Both boys got the full meaning of the "one or two destroyers" crack, but both refused to rise to the bait. They simply shrugged and waited for the Jap Navy big shot to take the lead again. They thought they saw a faint flicker of anger cross his flat, shiny face, indicating that he was a little annoyed. But that's all the sign he gave. He stared at them each in turn for several more minutes, then seemed to fix his gaze on Dawson's face.

"You say there are five carriers?" he asked.

"Yes, five carriers and—" Dawson replied, and then stopped dead as the walls of the room seem to come tumbling down around his ears.

He heard Freddy Farmer's startled gasp, and wished in that moment that he possessed a gun so that he could shoot his brains out.

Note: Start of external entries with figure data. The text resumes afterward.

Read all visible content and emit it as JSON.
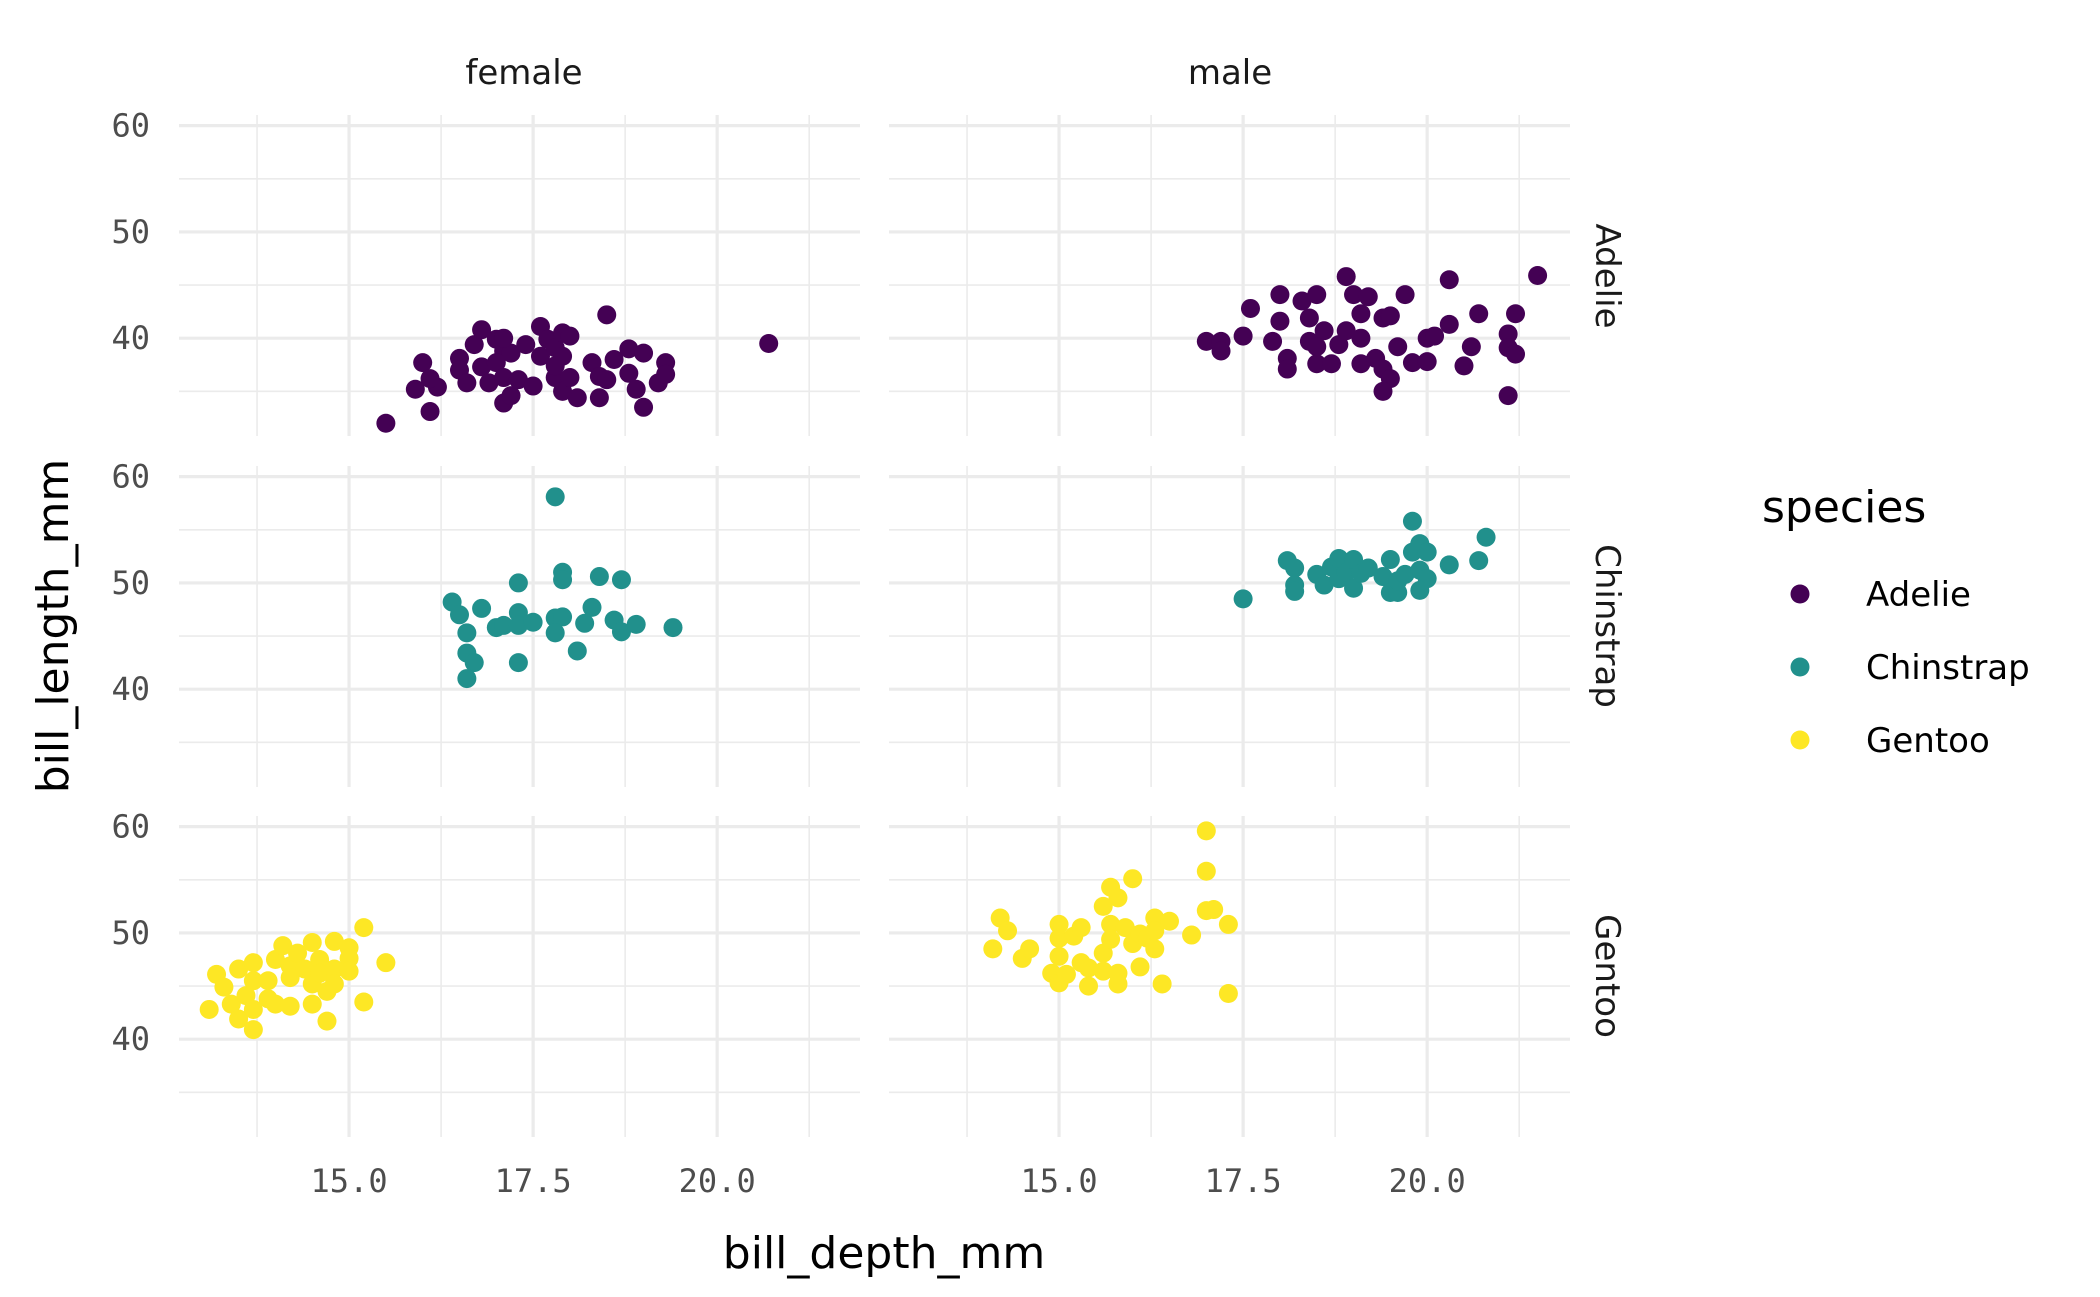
{
  "chart_data": {
    "type": "scatter",
    "title": "",
    "xlabel": "bill_depth_mm",
    "ylabel": "bill_length_mm",
    "xlim": [
      12.69,
      21.94
    ],
    "ylim": [
      30.8,
      61.0
    ],
    "x_ticks": [
      15.0,
      17.5,
      20.0
    ],
    "x_tick_labels": [
      "15.0",
      "17.5",
      "20.0"
    ],
    "x_minor": [
      12.5,
      13.75,
      16.25,
      18.75,
      21.25
    ],
    "y_ticks": [
      40,
      50,
      60
    ],
    "y_tick_labels": [
      "40",
      "50",
      "60"
    ],
    "y_minor": [
      35,
      45,
      55
    ],
    "grid": true,
    "facet_cols": [
      "female",
      "male"
    ],
    "facet_rows": [
      "Adelie",
      "Chinstrap",
      "Gentoo"
    ],
    "legend": {
      "title": "species",
      "position": "right",
      "entries": [
        {
          "label": "Adelie",
          "color": "#440154"
        },
        {
          "label": "Chinstrap",
          "color": "#21908C"
        },
        {
          "label": "Gentoo",
          "color": "#FDE725"
        }
      ]
    },
    "series": [
      {
        "name": "Adelie",
        "sex": "female",
        "color": "#440154",
        "points": [
          [
            15.5,
            32.0
          ],
          [
            16.1,
            33.1
          ],
          [
            15.9,
            35.2
          ],
          [
            16.0,
            37.7
          ],
          [
            16.2,
            35.4
          ],
          [
            16.1,
            36.2
          ],
          [
            16.5,
            38.1
          ],
          [
            16.5,
            37.0
          ],
          [
            16.6,
            35.8
          ],
          [
            16.7,
            39.4
          ],
          [
            16.8,
            40.8
          ],
          [
            16.8,
            37.3
          ],
          [
            16.9,
            35.8
          ],
          [
            17.0,
            39.9
          ],
          [
            17.1,
            33.9
          ],
          [
            17.2,
            34.6
          ],
          [
            17.1,
            38.8
          ],
          [
            17.2,
            38.6
          ],
          [
            17.1,
            40.0
          ],
          [
            17.0,
            37.7
          ],
          [
            17.1,
            36.3
          ],
          [
            17.3,
            36.1
          ],
          [
            17.5,
            35.5
          ],
          [
            17.4,
            39.4
          ],
          [
            17.6,
            41.1
          ],
          [
            17.6,
            38.3
          ],
          [
            17.7,
            39.9
          ],
          [
            17.8,
            39.1
          ],
          [
            17.9,
            40.5
          ],
          [
            18.0,
            40.2
          ],
          [
            17.9,
            38.3
          ],
          [
            17.8,
            36.3
          ],
          [
            17.9,
            35.0
          ],
          [
            18.0,
            36.3
          ],
          [
            18.1,
            34.4
          ],
          [
            17.8,
            37.4
          ],
          [
            18.3,
            37.7
          ],
          [
            18.4,
            34.4
          ],
          [
            18.4,
            36.4
          ],
          [
            18.5,
            42.2
          ],
          [
            18.6,
            38.0
          ],
          [
            18.5,
            36.1
          ],
          [
            18.8,
            39.0
          ],
          [
            18.8,
            36.7
          ],
          [
            18.9,
            35.2
          ],
          [
            19.0,
            33.5
          ],
          [
            19.0,
            38.6
          ],
          [
            19.2,
            35.8
          ],
          [
            19.3,
            37.7
          ],
          [
            19.3,
            36.6
          ],
          [
            20.7,
            39.5
          ]
        ]
      },
      {
        "name": "Adelie",
        "sex": "male",
        "color": "#440154",
        "points": [
          [
            17.0,
            39.7
          ],
          [
            17.2,
            39.7
          ],
          [
            17.2,
            38.8
          ],
          [
            17.5,
            40.2
          ],
          [
            17.6,
            42.8
          ],
          [
            18.0,
            44.1
          ],
          [
            17.9,
            39.7
          ],
          [
            18.0,
            41.6
          ],
          [
            18.1,
            38.1
          ],
          [
            18.1,
            37.1
          ],
          [
            18.3,
            43.5
          ],
          [
            18.4,
            41.9
          ],
          [
            18.5,
            44.1
          ],
          [
            18.4,
            39.7
          ],
          [
            18.5,
            37.6
          ],
          [
            18.6,
            40.7
          ],
          [
            18.5,
            39.2
          ],
          [
            18.7,
            37.6
          ],
          [
            18.9,
            45.8
          ],
          [
            18.8,
            39.4
          ],
          [
            18.9,
            40.7
          ],
          [
            19.0,
            44.1
          ],
          [
            19.1,
            42.3
          ],
          [
            19.1,
            40.0
          ],
          [
            19.1,
            37.6
          ],
          [
            19.2,
            43.9
          ],
          [
            19.3,
            38.1
          ],
          [
            19.4,
            37.1
          ],
          [
            19.4,
            41.9
          ],
          [
            19.5,
            42.1
          ],
          [
            19.5,
            36.2
          ],
          [
            19.4,
            35.0
          ],
          [
            19.6,
            39.2
          ],
          [
            19.7,
            44.1
          ],
          [
            19.8,
            37.7
          ],
          [
            20.0,
            40.0
          ],
          [
            20.0,
            37.8
          ],
          [
            20.1,
            40.2
          ],
          [
            20.3,
            41.3
          ],
          [
            20.3,
            45.5
          ],
          [
            20.5,
            37.4
          ],
          [
            20.6,
            39.2
          ],
          [
            20.7,
            42.3
          ],
          [
            21.1,
            40.4
          ],
          [
            21.2,
            42.3
          ],
          [
            21.1,
            39.1
          ],
          [
            21.2,
            38.5
          ],
          [
            21.1,
            34.6
          ],
          [
            21.5,
            45.9
          ]
        ]
      },
      {
        "name": "Chinstrap",
        "sex": "female",
        "color": "#21908C",
        "points": [
          [
            17.8,
            58.1
          ],
          [
            16.4,
            48.2
          ],
          [
            16.5,
            47.0
          ],
          [
            16.6,
            45.3
          ],
          [
            16.8,
            47.6
          ],
          [
            16.6,
            43.4
          ],
          [
            16.7,
            42.5
          ],
          [
            16.6,
            41.0
          ],
          [
            17.0,
            45.8
          ],
          [
            17.1,
            46.0
          ],
          [
            17.3,
            50.0
          ],
          [
            17.3,
            47.2
          ],
          [
            17.3,
            46.0
          ],
          [
            17.5,
            46.3
          ],
          [
            17.3,
            42.5
          ],
          [
            17.8,
            46.7
          ],
          [
            17.9,
            46.8
          ],
          [
            17.8,
            45.3
          ],
          [
            17.9,
            51.0
          ],
          [
            17.9,
            50.3
          ],
          [
            18.1,
            43.6
          ],
          [
            18.2,
            46.2
          ],
          [
            18.3,
            47.7
          ],
          [
            18.4,
            50.6
          ],
          [
            18.6,
            46.5
          ],
          [
            18.7,
            50.3
          ],
          [
            18.7,
            45.4
          ],
          [
            18.9,
            46.1
          ],
          [
            19.4,
            45.8
          ]
        ]
      },
      {
        "name": "Chinstrap",
        "sex": "male",
        "color": "#21908C",
        "points": [
          [
            17.5,
            48.5
          ],
          [
            18.1,
            52.1
          ],
          [
            18.2,
            51.4
          ],
          [
            18.2,
            49.8
          ],
          [
            18.2,
            49.2
          ],
          [
            18.5,
            50.8
          ],
          [
            18.6,
            49.8
          ],
          [
            18.7,
            51.5
          ],
          [
            18.8,
            52.3
          ],
          [
            18.8,
            50.4
          ],
          [
            18.9,
            51.0
          ],
          [
            19.0,
            52.2
          ],
          [
            19.0,
            49.5
          ],
          [
            19.1,
            50.9
          ],
          [
            19.2,
            51.4
          ],
          [
            19.4,
            50.6
          ],
          [
            19.5,
            52.2
          ],
          [
            19.5,
            49.1
          ],
          [
            19.6,
            49.1
          ],
          [
            19.6,
            50.2
          ],
          [
            19.7,
            50.8
          ],
          [
            19.8,
            55.8
          ],
          [
            19.8,
            52.9
          ],
          [
            19.9,
            53.7
          ],
          [
            20.0,
            52.9
          ],
          [
            19.9,
            51.2
          ],
          [
            20.0,
            50.4
          ],
          [
            19.9,
            49.3
          ],
          [
            20.3,
            51.7
          ],
          [
            20.7,
            52.1
          ],
          [
            20.8,
            54.3
          ]
        ]
      },
      {
        "name": "Gentoo",
        "sex": "female",
        "color": "#FDE725",
        "points": [
          [
            13.1,
            42.8
          ],
          [
            13.2,
            46.1
          ],
          [
            13.3,
            44.9
          ],
          [
            13.4,
            43.3
          ],
          [
            13.5,
            41.9
          ],
          [
            13.5,
            46.6
          ],
          [
            13.7,
            40.9
          ],
          [
            13.7,
            47.2
          ],
          [
            13.6,
            44.1
          ],
          [
            13.7,
            42.8
          ],
          [
            13.7,
            45.5
          ],
          [
            13.9,
            45.5
          ],
          [
            13.9,
            43.8
          ],
          [
            14.0,
            47.5
          ],
          [
            14.0,
            43.3
          ],
          [
            14.1,
            48.8
          ],
          [
            14.2,
            46.9
          ],
          [
            14.2,
            43.1
          ],
          [
            14.2,
            45.8
          ],
          [
            14.3,
            48.1
          ],
          [
            14.4,
            46.6
          ],
          [
            14.5,
            49.1
          ],
          [
            14.5,
            45.2
          ],
          [
            14.5,
            43.3
          ],
          [
            14.6,
            47.5
          ],
          [
            14.6,
            46.2
          ],
          [
            14.7,
            44.5
          ],
          [
            14.7,
            41.7
          ],
          [
            14.8,
            49.2
          ],
          [
            14.8,
            46.6
          ],
          [
            14.8,
            45.2
          ],
          [
            15.0,
            48.6
          ],
          [
            15.0,
            47.6
          ],
          [
            15.0,
            46.4
          ],
          [
            15.2,
            50.5
          ],
          [
            15.5,
            47.2
          ],
          [
            15.2,
            43.5
          ]
        ]
      },
      {
        "name": "Gentoo",
        "sex": "male",
        "color": "#FDE725",
        "points": [
          [
            14.1,
            48.5
          ],
          [
            14.2,
            51.4
          ],
          [
            14.3,
            50.2
          ],
          [
            14.5,
            47.6
          ],
          [
            14.6,
            48.5
          ],
          [
            14.9,
            46.2
          ],
          [
            15.0,
            45.3
          ],
          [
            15.0,
            50.8
          ],
          [
            15.0,
            49.5
          ],
          [
            15.0,
            47.8
          ],
          [
            15.1,
            46.1
          ],
          [
            15.2,
            49.7
          ],
          [
            15.3,
            50.5
          ],
          [
            15.3,
            47.2
          ],
          [
            15.4,
            46.7
          ],
          [
            15.4,
            45.0
          ],
          [
            15.6,
            52.5
          ],
          [
            15.6,
            46.4
          ],
          [
            15.6,
            48.1
          ],
          [
            15.7,
            54.3
          ],
          [
            15.8,
            53.3
          ],
          [
            15.7,
            50.8
          ],
          [
            15.7,
            49.4
          ],
          [
            15.8,
            46.2
          ],
          [
            15.8,
            45.2
          ],
          [
            15.9,
            50.5
          ],
          [
            16.0,
            55.1
          ],
          [
            16.0,
            49.0
          ],
          [
            16.1,
            49.9
          ],
          [
            16.1,
            46.8
          ],
          [
            16.2,
            49.5
          ],
          [
            16.3,
            51.4
          ],
          [
            16.3,
            48.5
          ],
          [
            16.3,
            50.2
          ],
          [
            16.4,
            45.2
          ],
          [
            16.5,
            51.1
          ],
          [
            16.8,
            49.8
          ],
          [
            17.0,
            59.6
          ],
          [
            17.0,
            55.8
          ],
          [
            17.0,
            52.1
          ],
          [
            17.1,
            52.2
          ],
          [
            17.3,
            50.8
          ],
          [
            17.3,
            44.3
          ]
        ]
      }
    ]
  }
}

Of all the stupid, dumb fools, he took the prize. With his bare face hanging out he had walked straight into the Jap Admiral's trap, and had been caught cold. In short, the Jap had suddenly addressed him in German, and without thinking, fathead that he was, he had started to reply in the same tongue.

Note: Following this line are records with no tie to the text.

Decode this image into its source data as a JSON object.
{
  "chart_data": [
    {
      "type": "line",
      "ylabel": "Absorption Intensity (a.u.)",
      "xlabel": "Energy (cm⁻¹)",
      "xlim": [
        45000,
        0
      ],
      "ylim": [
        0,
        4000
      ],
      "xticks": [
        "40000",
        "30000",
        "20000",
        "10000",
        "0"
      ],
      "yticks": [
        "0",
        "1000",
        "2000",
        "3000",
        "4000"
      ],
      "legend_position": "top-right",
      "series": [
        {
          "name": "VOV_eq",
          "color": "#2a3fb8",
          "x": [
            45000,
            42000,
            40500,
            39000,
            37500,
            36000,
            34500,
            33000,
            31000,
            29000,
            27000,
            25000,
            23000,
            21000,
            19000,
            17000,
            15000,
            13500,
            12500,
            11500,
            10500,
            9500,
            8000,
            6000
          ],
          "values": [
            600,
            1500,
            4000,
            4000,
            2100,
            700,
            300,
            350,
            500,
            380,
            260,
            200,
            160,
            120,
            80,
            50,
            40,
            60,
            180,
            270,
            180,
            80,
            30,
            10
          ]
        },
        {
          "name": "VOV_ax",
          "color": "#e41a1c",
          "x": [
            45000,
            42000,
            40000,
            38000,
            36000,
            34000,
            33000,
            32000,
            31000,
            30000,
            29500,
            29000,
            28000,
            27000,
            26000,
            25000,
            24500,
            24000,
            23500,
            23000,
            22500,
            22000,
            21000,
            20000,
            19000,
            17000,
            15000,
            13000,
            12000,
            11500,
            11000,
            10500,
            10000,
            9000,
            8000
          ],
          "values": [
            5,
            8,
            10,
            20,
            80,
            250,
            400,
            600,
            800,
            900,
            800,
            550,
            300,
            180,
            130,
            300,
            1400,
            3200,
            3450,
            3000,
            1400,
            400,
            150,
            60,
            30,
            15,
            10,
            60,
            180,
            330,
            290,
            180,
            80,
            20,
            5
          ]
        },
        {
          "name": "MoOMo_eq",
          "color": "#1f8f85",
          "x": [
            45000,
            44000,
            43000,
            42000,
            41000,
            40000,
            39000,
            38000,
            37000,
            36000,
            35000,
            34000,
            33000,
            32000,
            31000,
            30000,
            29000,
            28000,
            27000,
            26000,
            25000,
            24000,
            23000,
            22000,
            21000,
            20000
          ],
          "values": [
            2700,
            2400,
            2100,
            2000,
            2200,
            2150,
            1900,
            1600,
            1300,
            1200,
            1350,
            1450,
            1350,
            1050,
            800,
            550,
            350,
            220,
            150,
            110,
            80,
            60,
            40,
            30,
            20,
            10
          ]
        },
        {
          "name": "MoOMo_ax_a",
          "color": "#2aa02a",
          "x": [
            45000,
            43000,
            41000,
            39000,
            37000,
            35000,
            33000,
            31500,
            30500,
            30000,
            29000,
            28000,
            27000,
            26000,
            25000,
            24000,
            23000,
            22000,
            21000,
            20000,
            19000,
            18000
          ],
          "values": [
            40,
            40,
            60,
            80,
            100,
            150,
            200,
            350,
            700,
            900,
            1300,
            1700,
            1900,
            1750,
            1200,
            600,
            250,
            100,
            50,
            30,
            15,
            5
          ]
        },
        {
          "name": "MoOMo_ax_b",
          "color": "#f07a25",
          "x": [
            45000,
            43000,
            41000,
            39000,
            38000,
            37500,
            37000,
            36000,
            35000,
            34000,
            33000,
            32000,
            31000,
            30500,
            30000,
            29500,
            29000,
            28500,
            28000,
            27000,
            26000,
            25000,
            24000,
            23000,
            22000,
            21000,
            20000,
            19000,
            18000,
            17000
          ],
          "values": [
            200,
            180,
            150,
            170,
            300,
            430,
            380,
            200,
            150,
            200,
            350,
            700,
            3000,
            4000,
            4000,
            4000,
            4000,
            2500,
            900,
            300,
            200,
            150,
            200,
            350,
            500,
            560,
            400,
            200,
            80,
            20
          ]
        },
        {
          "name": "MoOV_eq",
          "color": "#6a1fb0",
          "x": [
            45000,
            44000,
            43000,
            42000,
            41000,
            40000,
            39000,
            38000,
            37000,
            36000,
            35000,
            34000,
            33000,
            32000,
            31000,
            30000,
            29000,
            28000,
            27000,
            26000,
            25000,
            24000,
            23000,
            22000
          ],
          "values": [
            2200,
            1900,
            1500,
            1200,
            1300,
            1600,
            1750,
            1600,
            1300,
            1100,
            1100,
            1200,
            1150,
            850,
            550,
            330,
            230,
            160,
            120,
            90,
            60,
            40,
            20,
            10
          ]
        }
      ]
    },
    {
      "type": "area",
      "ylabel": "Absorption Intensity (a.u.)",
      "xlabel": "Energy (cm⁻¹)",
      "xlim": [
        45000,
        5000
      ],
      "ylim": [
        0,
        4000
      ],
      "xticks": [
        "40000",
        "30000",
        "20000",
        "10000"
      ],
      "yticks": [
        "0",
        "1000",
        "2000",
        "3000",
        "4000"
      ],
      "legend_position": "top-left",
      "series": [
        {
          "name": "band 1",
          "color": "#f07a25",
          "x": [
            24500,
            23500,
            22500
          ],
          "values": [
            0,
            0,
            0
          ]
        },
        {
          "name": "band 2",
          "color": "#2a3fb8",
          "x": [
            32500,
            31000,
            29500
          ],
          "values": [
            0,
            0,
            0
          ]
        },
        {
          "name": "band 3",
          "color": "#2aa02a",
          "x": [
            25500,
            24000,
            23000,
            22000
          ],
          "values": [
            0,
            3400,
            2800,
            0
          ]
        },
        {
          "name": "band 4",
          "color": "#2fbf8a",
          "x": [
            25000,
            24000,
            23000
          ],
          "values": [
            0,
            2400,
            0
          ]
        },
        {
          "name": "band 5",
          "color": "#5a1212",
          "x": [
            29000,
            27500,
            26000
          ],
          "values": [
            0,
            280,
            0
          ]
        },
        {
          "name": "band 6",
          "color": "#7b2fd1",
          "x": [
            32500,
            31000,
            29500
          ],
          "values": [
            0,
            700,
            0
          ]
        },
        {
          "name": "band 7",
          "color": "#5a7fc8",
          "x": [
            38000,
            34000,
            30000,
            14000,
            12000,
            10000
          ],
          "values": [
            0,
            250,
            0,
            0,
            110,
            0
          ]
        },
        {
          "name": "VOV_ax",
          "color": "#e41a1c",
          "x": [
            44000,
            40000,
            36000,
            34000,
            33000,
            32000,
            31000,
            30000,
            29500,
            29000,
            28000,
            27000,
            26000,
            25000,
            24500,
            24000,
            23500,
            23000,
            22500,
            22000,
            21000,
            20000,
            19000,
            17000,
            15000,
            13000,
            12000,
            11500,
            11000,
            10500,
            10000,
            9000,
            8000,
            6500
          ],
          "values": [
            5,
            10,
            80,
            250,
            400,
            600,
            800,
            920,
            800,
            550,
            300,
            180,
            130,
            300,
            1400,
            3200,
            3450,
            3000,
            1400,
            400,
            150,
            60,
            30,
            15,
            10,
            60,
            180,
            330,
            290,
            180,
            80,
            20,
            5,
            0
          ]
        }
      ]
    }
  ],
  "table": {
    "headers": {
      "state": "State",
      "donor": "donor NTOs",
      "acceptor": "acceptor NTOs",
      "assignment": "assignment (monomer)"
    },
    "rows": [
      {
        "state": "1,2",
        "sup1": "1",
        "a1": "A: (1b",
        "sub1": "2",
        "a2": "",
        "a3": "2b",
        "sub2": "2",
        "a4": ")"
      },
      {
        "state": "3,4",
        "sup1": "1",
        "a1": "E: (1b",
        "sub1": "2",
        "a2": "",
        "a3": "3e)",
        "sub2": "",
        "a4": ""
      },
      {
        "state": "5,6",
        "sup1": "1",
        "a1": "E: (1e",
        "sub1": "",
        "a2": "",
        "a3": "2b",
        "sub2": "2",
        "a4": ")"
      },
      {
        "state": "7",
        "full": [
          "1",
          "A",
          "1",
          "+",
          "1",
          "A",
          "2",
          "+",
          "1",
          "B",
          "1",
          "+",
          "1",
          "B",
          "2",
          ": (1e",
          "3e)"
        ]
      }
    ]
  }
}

"And you Americans boast of being so very, very clever!" the Jap Navy big shot was now sneering at him. "Fools! Little children! You are all soft, and eaten away in the brain. You are finished. Do you not realize that?"

Dawson didn't say anything. He was mentally kicking himself too much to bother about speaking words. And God knows he had spoken too many words as it was—in the wrong tongue. Fathead of fatheads. Of course that Jap pilot rat had reported the entire conversation aboard the U-boat. Had mentioned, no doubt, that he and the Nazi had spoken in German so that the two prisoners wouldn't understand. But they had understood everything spoken. And now the Jap Admiral knew that they had understood. In short, he had only to add two and two to make a pretty sure guess that they hadn't spoken a word of truth aboard the U-boat, and had played dumb in an attempt to pick up information they might use if they ever managed to escape. And, to put it another way, the Jap Admiral had checkmated them cold when they had barely begun to sell him a load of phoney goods.

"Yes, Japan's enemies are so cleverly foolish!" the slant-eyed one continued amidst hissing sounds. "However, you are here under my watchful eye now. And no real damage has been done. So we will forget all else that has been said, and start over again."

The Jap stopped suddenly, and leaned forward a little over the desk at which he had seated himself.

"You were shot down after having flown from an American carrier," he said. "Now, what was the name of that carrier?"

"The Tokyo Express," Dawson replied quickly. "And the first stop is Tokyo, too, believe it or not."